One of the stranger aspects when you first watch the show are the lines by “Mr. Whispers.” These come in alongside or in place of sound effects, or to underline moments in the show that the creators think are funny.
“When we first did our storyboard, we were just being stupid, and if we felt like something didn’t read in our drawings, we would reinforce it. ‘This is supposed to be a frame of action here,’ so we would show the frame and say ‘Action, Action, Action, Action!’” Trussell told ComicBook.com. “It always got a laugh, so we built on that and it evolved into what it is in the show, letting you know how you’re supposed to feel.” The pair fell apart into laughter trying to explain it (Joel Trussell is also credited in the show as Mr. Whispers), with Jones finally resulting to, “It’s because we’re not really good at our jobs” in between laughs.
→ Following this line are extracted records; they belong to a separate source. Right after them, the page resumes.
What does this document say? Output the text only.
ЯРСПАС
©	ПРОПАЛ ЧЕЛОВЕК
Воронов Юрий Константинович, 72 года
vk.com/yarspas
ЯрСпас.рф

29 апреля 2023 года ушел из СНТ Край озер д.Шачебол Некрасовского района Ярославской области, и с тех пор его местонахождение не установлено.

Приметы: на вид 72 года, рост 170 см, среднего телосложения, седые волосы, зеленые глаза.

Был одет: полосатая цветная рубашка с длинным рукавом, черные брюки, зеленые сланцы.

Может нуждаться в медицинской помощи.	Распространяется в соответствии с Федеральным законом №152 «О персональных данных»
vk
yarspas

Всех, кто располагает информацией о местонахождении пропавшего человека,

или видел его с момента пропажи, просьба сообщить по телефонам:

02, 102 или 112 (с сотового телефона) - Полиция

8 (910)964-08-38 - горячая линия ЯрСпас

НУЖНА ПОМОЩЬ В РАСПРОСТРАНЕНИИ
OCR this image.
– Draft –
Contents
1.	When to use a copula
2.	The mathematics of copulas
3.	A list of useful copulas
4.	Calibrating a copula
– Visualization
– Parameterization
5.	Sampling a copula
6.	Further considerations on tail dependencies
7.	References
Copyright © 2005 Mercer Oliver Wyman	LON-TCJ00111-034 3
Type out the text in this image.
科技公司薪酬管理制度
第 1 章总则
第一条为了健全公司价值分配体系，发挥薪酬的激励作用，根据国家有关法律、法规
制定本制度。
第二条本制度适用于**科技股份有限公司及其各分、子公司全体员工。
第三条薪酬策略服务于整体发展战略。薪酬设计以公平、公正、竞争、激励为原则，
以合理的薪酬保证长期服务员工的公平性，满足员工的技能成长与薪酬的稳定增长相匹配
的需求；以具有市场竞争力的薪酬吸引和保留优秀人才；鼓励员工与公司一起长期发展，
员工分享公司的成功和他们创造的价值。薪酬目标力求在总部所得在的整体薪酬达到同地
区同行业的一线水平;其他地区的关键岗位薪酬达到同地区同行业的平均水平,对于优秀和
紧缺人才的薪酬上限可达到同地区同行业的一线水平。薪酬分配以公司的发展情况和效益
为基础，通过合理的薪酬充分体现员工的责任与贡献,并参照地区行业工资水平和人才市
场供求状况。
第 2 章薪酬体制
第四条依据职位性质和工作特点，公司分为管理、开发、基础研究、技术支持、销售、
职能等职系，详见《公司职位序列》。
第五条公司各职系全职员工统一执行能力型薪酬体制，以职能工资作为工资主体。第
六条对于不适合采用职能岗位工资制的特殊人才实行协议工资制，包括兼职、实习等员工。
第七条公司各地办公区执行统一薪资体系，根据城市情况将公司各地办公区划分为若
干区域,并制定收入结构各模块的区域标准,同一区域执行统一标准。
Alongside Mr. Whispers, the slightly off-putting live action moments in the show are just about “keeping things unexpected,” Jones said. “We like it seeming a little lo-fi and scrappy. It’s the idea that Pickle and Peanut have a hand in everything,” Jones said. “It’s like when we’d make home movies as a kid,” Trussell added. That results in random little clips of live action that include masks and puppets and whatever else they find lying around. “For 20 bucks, how can we make this work?” is what Jones asks their live action director. “A month later you’re dumping shaving cream on someone’s face, and it’s magic. It’s Disney magic!”
“There’s a lot of stuff I can’t wait for people to see because it’s surprising and weirdo,” Jones teased. “Some of the live action stuff will leave people scratching their heads and laughing,” he promised.0comments
“We’re sweet boys. Make sure you write that!” Jones concluded. “Yeah, we’ve got some surprises,” Trussell said.
Pickle and Peanut airs Mondays at 9 pm ET/PT on Disney XD!